It was biting cold as we walked from Economy Parking Lot E to the tram that transported us to O’Hare International Terminal 5. Still, once we arrived at the quite warm Tram station we came across people returning from tropical climes wearing shorts. They were soon to get the surprise of their lives.
We also got a surprise upon checking into British Airways. Our seats were inexplicitly upgraded by the British Airways attendant into International Plus, and we were invited to their lounge to relax before the flight. The lounge was nice, with wine and beer and pop and soda and chips and cheeses and fruit and candy, whatever might suit you. My husband had a sandwich, but the options were so vast, I didn’t settle on anything. I wanted badly to take photos of the lounge, but everyone else there was being so darn cool about it, I had to behave. I did take this picture in the bathroom of all-you-can-use tampons. The number I could use was zero. I don’t know if that is “alas,” or “hooray.”
International Plus turned out to be the seats just behind First Class. Plenty of legroom, footrests, room to recline without taking out the guy behind you, and better everything than coach–headphones, food, service. They brought us a glass of champagne before we took off. And a menu for dinner in case you were confused about whether the rigatoni was infused with rosemary or thyme. I had the fillet of beef. It was actually delicious.
It was certainly less cramped than our usual seats in Coach, and my 6’2″ husband slept better than he normally does, important because we arrive in the morning London time and need to be able to get through the day.
British Airways lands at Terminal 5 at Heathrow. We had to take a bus from the plane to Border Control with some slaphappy young Brits who’d spent time in Chicago. There was a much longer wait than usual at Border Control, but we were ultimately on our way. I hadn’t slept any better in our better digs on the plane, and I indulged in a few winks on the Tube.
Our hotel for this trip is Shoreditch. We stayed in this area once before, when we came for the Liverpool match in August. To review, this is a neighborhood where many young Londoners live and hang out. It’s well-known for its street art, and it has a dizzying array of restaurants and nightclubs. I said in August that it was peopled by hipsters. However, my husband remarked that he had read that the hipsters had “moved on.” The remnants still looked remarkably hip to me.
The Hoxton, where we are staying, has a lobby that appears to be a popular gathering place all day long. We waded through young people having coffee and conversation when we checked in at about 1 p.m. but it was no less crowded any time we walked through during the day. In the evening, the lobby was transformed into a nightclub, popping with energy and music. There are books everywhere: in the lobby, open bookshelves separate the spaces. The lobby has a loft-like feel, with exposed pipes, long tables, a large fireplace, comfy chairs. So many Apple computers are open, it looks like an Apple commercial.

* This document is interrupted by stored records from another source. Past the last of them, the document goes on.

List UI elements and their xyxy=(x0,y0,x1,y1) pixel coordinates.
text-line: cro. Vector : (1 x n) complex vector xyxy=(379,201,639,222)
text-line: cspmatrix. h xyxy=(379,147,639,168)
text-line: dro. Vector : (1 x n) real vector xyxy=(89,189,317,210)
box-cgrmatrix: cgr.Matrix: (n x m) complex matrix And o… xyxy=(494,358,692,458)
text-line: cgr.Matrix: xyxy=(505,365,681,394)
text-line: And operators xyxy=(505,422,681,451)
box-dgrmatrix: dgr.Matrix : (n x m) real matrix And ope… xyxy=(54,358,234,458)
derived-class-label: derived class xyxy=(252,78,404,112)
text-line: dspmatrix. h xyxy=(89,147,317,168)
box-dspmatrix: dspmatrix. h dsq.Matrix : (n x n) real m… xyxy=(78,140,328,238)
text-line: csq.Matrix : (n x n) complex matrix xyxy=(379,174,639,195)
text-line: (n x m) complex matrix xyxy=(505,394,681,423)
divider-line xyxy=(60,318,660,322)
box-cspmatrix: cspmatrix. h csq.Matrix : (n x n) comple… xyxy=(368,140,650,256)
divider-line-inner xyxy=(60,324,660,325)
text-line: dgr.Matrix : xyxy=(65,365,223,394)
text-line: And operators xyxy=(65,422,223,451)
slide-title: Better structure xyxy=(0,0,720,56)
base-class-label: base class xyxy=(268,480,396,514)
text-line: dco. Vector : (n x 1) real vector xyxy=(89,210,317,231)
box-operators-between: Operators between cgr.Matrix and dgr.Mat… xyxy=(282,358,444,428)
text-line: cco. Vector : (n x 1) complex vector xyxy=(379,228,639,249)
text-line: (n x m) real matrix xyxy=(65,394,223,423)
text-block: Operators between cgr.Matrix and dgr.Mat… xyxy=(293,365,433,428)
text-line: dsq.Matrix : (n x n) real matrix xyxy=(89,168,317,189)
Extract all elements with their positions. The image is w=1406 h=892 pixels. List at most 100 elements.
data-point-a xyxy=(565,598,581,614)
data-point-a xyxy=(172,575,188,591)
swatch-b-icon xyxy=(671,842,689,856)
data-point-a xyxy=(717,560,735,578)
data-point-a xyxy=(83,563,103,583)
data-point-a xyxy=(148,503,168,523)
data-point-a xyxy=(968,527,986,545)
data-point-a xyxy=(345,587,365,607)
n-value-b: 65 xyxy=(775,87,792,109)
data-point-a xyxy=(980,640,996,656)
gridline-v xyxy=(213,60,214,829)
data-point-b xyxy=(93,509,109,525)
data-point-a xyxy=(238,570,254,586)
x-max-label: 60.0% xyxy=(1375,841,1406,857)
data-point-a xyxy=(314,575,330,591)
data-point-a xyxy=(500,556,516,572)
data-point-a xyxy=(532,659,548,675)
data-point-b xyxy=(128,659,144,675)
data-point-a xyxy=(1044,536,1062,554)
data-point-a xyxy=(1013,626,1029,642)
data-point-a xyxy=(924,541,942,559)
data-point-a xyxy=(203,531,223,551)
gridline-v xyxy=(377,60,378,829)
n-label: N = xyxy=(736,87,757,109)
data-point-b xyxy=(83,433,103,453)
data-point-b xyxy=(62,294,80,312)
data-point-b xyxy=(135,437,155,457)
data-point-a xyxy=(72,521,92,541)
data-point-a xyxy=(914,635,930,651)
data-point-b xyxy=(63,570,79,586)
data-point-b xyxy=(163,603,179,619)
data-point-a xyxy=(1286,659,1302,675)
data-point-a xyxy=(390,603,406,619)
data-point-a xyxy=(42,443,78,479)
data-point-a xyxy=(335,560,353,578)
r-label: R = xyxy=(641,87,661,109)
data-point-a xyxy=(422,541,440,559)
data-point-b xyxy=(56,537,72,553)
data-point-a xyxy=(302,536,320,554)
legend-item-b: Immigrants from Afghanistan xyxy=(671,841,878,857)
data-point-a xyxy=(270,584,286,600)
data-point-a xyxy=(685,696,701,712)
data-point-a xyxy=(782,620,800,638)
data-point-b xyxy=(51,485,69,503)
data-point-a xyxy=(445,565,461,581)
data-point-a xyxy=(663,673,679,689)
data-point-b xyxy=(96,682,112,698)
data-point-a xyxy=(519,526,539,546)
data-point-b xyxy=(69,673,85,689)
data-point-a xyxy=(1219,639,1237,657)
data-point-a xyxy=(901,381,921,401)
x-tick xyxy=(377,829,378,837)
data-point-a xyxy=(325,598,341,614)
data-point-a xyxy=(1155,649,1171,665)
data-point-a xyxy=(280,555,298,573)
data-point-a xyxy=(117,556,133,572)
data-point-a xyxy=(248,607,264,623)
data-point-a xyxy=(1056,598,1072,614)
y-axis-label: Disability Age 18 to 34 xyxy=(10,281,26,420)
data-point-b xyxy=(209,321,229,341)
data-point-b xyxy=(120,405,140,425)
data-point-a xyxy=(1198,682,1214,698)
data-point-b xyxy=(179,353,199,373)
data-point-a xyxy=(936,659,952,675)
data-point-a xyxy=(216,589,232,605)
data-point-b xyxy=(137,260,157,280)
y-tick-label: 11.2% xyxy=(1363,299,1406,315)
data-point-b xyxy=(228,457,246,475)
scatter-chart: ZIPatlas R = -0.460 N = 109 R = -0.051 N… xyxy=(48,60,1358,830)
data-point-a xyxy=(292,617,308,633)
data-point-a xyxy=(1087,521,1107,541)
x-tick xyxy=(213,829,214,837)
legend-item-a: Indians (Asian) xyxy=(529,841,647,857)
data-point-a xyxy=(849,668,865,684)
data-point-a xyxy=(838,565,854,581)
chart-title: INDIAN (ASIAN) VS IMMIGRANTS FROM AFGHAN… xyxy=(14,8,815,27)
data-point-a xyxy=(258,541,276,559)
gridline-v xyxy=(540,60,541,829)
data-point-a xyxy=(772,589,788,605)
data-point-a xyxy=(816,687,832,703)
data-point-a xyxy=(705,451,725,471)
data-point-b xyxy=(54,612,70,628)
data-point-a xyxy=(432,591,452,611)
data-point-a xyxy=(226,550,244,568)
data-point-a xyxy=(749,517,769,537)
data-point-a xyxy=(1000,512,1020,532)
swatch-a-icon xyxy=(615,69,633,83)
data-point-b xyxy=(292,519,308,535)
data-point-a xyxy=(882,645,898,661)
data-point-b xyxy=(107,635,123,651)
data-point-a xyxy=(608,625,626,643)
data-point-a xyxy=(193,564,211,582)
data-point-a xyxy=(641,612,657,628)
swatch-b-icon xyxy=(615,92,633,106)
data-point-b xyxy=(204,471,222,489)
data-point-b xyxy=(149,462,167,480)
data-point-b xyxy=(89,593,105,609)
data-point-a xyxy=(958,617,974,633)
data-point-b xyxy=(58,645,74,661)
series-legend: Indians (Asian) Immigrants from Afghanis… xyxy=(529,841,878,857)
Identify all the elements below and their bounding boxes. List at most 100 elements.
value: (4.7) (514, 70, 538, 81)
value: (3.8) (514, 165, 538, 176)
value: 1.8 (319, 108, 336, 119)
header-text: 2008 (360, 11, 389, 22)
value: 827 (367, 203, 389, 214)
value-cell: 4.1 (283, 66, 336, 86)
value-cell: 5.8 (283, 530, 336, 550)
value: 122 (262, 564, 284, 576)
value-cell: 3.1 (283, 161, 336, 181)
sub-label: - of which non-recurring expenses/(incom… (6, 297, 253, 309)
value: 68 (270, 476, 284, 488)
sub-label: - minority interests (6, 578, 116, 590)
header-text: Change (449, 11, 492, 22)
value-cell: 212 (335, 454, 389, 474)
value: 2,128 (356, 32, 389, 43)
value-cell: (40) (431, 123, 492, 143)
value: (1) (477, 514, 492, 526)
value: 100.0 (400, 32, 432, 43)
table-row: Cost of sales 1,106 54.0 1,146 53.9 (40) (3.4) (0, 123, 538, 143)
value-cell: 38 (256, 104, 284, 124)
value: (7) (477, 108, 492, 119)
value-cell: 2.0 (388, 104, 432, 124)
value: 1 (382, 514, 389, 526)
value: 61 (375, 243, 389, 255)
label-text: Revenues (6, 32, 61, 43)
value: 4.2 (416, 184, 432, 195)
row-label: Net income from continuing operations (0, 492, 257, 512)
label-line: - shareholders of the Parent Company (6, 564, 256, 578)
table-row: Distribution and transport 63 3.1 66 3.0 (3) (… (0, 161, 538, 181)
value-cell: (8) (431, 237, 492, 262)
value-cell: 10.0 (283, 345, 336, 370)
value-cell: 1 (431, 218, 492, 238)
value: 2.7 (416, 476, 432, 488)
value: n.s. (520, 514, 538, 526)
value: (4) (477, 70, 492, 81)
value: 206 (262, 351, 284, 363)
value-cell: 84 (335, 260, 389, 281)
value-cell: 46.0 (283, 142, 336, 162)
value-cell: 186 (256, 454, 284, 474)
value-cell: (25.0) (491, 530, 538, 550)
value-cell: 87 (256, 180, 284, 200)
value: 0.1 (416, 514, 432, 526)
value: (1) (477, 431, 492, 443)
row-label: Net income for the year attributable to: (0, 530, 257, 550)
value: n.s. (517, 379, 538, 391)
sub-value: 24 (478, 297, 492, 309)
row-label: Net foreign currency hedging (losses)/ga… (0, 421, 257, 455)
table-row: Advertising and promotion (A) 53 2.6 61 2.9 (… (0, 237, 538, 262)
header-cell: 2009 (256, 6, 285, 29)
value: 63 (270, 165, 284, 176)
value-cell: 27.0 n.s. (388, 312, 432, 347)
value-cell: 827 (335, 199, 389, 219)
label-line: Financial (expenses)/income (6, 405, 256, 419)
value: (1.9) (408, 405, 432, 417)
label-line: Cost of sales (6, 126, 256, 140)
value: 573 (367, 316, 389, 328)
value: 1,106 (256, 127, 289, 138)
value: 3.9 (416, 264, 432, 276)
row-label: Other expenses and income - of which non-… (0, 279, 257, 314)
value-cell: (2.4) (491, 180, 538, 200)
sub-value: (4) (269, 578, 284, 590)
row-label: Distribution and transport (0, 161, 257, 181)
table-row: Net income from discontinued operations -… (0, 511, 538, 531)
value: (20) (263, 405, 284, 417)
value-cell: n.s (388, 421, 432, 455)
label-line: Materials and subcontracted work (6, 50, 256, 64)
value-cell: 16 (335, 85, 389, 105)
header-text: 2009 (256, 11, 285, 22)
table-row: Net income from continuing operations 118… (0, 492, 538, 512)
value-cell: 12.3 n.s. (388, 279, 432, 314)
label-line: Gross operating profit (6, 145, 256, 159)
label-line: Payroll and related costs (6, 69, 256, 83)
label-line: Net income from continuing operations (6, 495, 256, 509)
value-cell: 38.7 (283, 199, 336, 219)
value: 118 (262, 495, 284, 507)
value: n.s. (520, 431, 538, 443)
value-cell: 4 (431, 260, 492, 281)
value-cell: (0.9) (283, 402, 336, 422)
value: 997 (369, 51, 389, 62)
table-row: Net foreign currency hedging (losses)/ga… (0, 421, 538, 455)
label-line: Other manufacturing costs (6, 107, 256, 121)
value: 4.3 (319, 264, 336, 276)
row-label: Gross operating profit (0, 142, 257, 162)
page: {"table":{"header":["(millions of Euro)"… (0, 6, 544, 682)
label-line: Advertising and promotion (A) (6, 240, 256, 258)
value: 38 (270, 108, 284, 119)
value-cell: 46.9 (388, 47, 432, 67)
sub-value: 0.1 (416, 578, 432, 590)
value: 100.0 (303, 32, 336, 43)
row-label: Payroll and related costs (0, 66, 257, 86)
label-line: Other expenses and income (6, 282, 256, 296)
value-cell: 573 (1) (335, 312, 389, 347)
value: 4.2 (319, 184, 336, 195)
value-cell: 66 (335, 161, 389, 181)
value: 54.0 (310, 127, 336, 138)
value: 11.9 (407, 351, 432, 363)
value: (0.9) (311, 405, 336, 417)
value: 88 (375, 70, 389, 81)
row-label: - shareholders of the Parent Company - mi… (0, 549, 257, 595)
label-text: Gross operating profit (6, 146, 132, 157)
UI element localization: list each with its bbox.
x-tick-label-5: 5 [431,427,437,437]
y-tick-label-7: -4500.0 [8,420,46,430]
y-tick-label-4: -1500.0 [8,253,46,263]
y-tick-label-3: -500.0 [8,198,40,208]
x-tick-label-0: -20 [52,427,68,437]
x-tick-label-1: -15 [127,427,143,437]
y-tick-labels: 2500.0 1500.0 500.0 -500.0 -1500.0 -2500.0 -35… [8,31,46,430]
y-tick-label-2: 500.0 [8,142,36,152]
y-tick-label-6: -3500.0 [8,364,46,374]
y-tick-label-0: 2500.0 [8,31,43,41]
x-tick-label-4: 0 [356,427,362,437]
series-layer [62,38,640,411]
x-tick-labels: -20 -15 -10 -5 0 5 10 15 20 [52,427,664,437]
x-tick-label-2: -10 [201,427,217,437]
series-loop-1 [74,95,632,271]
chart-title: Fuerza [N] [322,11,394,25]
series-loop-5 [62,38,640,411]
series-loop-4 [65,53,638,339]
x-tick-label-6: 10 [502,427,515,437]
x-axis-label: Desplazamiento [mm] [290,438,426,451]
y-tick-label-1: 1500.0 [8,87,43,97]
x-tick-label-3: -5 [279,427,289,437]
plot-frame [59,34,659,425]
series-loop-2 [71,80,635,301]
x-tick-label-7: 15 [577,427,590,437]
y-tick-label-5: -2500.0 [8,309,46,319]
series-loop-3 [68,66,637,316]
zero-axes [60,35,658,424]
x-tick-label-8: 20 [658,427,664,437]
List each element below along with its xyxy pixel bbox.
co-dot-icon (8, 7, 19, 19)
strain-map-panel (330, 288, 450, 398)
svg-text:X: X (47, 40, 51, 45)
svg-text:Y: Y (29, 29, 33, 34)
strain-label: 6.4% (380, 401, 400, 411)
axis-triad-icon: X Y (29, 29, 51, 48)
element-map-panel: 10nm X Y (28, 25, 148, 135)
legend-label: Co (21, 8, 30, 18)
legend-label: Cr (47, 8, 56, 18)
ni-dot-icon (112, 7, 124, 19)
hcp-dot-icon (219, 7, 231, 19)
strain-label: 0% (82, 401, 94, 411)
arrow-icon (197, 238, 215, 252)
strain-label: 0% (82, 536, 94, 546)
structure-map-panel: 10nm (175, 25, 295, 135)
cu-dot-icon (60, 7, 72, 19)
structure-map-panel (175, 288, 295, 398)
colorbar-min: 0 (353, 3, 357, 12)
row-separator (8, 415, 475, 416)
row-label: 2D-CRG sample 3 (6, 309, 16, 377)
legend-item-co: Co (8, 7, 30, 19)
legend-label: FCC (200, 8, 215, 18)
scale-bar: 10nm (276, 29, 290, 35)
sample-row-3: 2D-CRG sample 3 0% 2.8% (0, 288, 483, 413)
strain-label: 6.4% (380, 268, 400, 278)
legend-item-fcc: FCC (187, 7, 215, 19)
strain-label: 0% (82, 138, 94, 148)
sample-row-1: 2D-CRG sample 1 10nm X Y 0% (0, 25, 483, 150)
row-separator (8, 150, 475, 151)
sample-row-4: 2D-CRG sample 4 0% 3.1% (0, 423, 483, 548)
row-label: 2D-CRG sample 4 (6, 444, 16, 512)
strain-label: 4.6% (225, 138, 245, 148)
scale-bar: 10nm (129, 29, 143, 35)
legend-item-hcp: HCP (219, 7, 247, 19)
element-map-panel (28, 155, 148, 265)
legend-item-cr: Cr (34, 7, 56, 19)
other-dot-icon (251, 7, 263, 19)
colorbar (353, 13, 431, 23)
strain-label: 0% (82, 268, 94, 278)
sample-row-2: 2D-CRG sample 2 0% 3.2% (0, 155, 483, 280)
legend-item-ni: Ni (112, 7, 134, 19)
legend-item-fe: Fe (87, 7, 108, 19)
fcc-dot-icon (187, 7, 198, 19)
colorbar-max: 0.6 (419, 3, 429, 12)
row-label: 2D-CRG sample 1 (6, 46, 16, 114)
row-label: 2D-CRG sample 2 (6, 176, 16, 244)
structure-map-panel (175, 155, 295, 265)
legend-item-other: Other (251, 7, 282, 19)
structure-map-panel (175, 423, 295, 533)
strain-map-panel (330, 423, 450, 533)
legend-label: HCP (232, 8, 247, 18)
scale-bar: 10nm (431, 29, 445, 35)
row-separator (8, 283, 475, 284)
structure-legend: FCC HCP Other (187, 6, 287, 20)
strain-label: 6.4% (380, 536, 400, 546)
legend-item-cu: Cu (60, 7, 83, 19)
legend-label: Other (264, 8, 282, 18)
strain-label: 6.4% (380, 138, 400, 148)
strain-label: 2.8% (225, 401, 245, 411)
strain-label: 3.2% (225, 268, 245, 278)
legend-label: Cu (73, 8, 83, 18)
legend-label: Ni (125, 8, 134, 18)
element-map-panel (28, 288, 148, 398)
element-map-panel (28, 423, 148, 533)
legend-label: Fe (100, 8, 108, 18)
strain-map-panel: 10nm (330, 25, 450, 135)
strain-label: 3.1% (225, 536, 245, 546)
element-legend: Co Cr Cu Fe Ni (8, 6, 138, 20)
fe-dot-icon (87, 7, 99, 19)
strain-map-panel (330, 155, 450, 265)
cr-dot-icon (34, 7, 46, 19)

The Hoxton temporarily came into our budget because there was so much inventory at in London this time of year. I am a bit sad that it may never again do so, because it is quite nice, the nicest hotel that has ever come into budget. Our room is beautiful, modern, and functional, even though it is small. It has a real bathroom, including a shower with elbow room, and a rain head. Places to hang two towels. A small but functional closet.
When we arrived at our room, a retro-looking radio was playing cool jazz. I needed a nap to be able to get out and about, but I was determined for it to be a short one since so much of the day was gone. I fell asleep with the radio playing, and had weird, hip dreams. I woke up in my hip surroundings, still accompanied by hip music, and was convinced for a few moments that I, too, was hip. Then I saw myself in the giant round mirror.
Nope, nobody hip here.
We left to find lunch. We had decided on eating at Ruby, but when we got to the address, it had clearly not been open for a while. Instead, we settled on a restaurant next door called Bill’s. Our best guess is that this is a chain, but the chains in London are just so much more fun than the chains around us in Illinois. Bill’s had some interesting cocktails, and I ordered a Bill’s Greens. It was a gin drink with cucumber and mint. Very yummy. And I ordered beef stew braised in beer. It was accompanied by potatoes and a bread stick made out of puff pastry. Although it was a beef dish, it also had bacon on it. Pig and cow never tasted so good together. My husband had the grilled sea bass, which he enjoyed very much.
It was late in the day and the only time we’d eaten since a very light breakfast on the plane, so we concluded we should have dessert. I selected the special, rhubarb and orange crumble, with some trepidation. I find the restaurants go overboard on adding sugar to rhubarb dishes. But the rhubarb crumble was perfectly tart, and accompanied by a sweet cream that made it just perfect.
We were full and happy, and with our Oyster cards in hand, ready to hit the Tube and seek out some history.